I’d like to answer that question with a very important question: How much of the time are you feeling negative?

Because if it’s a lot of the time, or the blue mood can last a long time when it comes, or it’s really, really dark when it comes, then do not procrastinate getting to work on it. This means it is a very serious problem. The 3 measures of how bad anything is, are: frequency (how often it happens), intensity (how very bad it feels), and duration (how long it lasts). So if any of these is off the charts, it’s a problem. For you, for your spouse, and for your kids.

The first requirement to make this big change has to be desire: You have to want to abandon being in the dumps badly enough. Because when you make this change, when you get out of being depressed, hurt, playing victim, or whatever negative mood you get into, you’re going to take some losses. You will lose

  • the excuse to drink, gamble, drug, or any other addiction
  • a way of comforting yourself that victim playing is
  • an excuse for making everyone else miserable around you which they say is what you really want because misery loves company.

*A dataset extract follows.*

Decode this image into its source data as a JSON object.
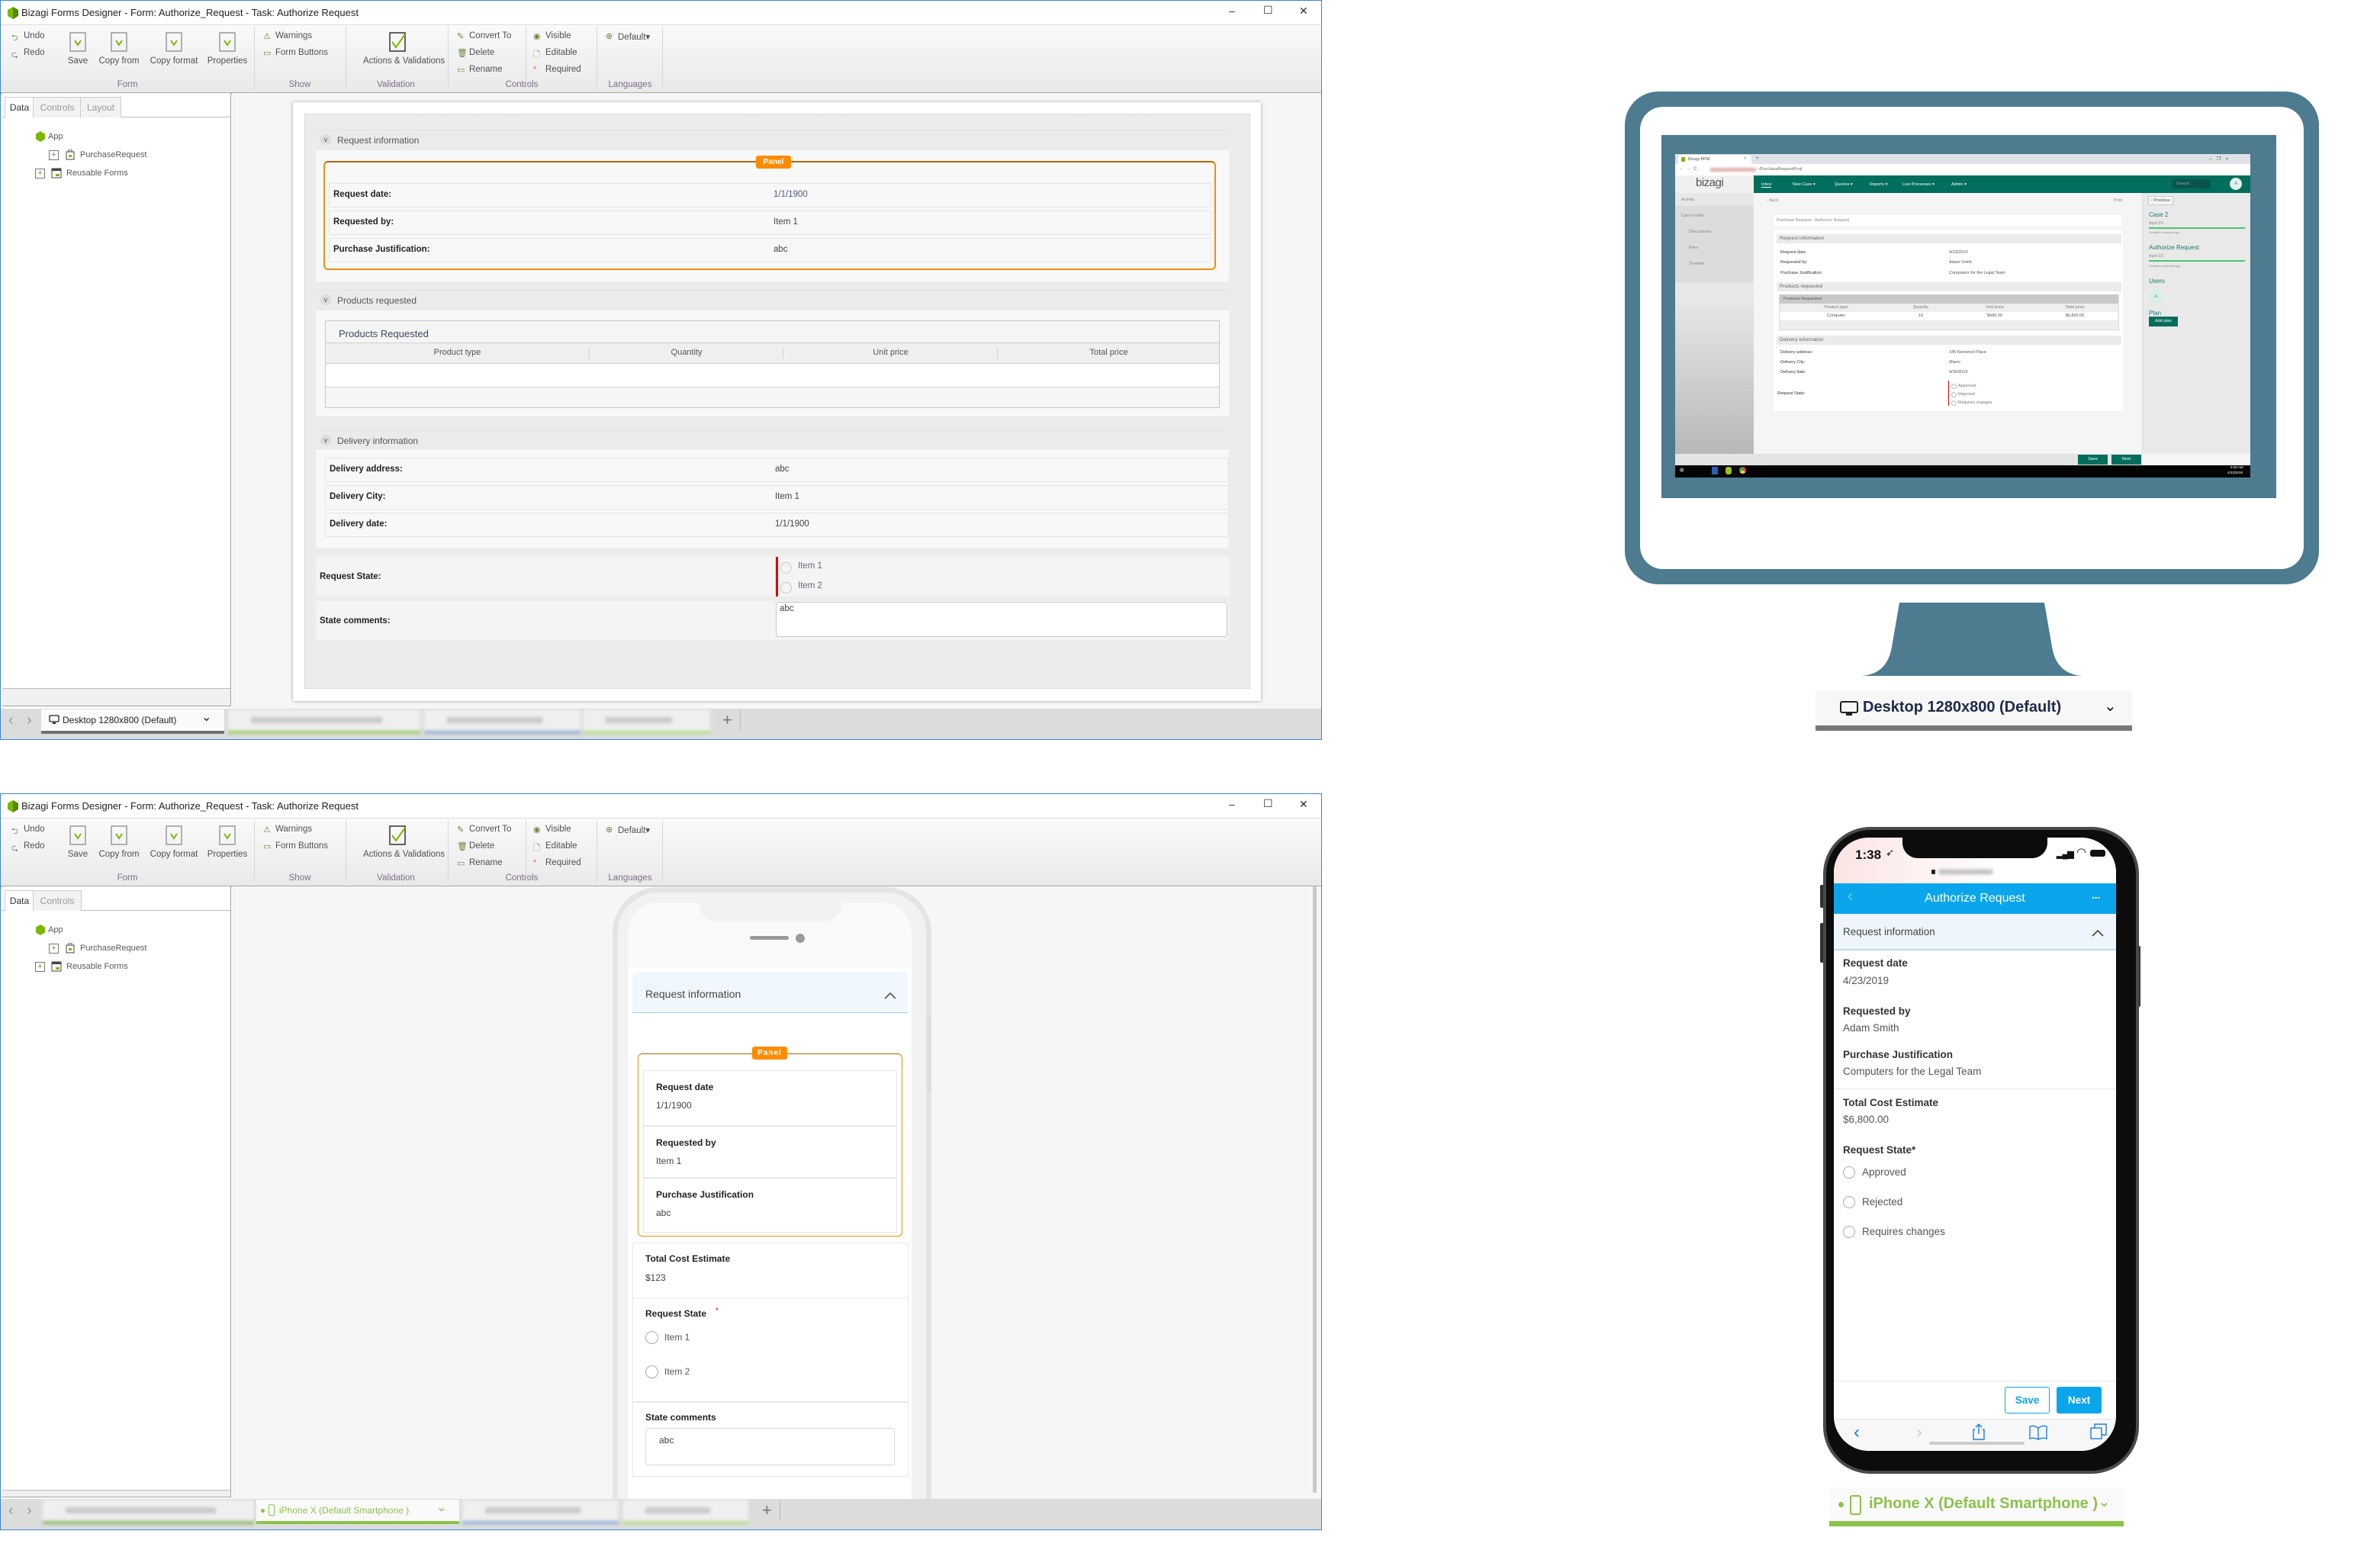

So you have to really, really want to make this change more than you really wanted to hold onto the things in the list above. That’s first.

Second, you need accountability. You cannot expect to make such a huge change, like heaving a boulder off your boat, all by yourself. There needs to be someone there who will call you out if/when you backslide or want to slip. And you have to like it, and appreciate it, and thank them for it.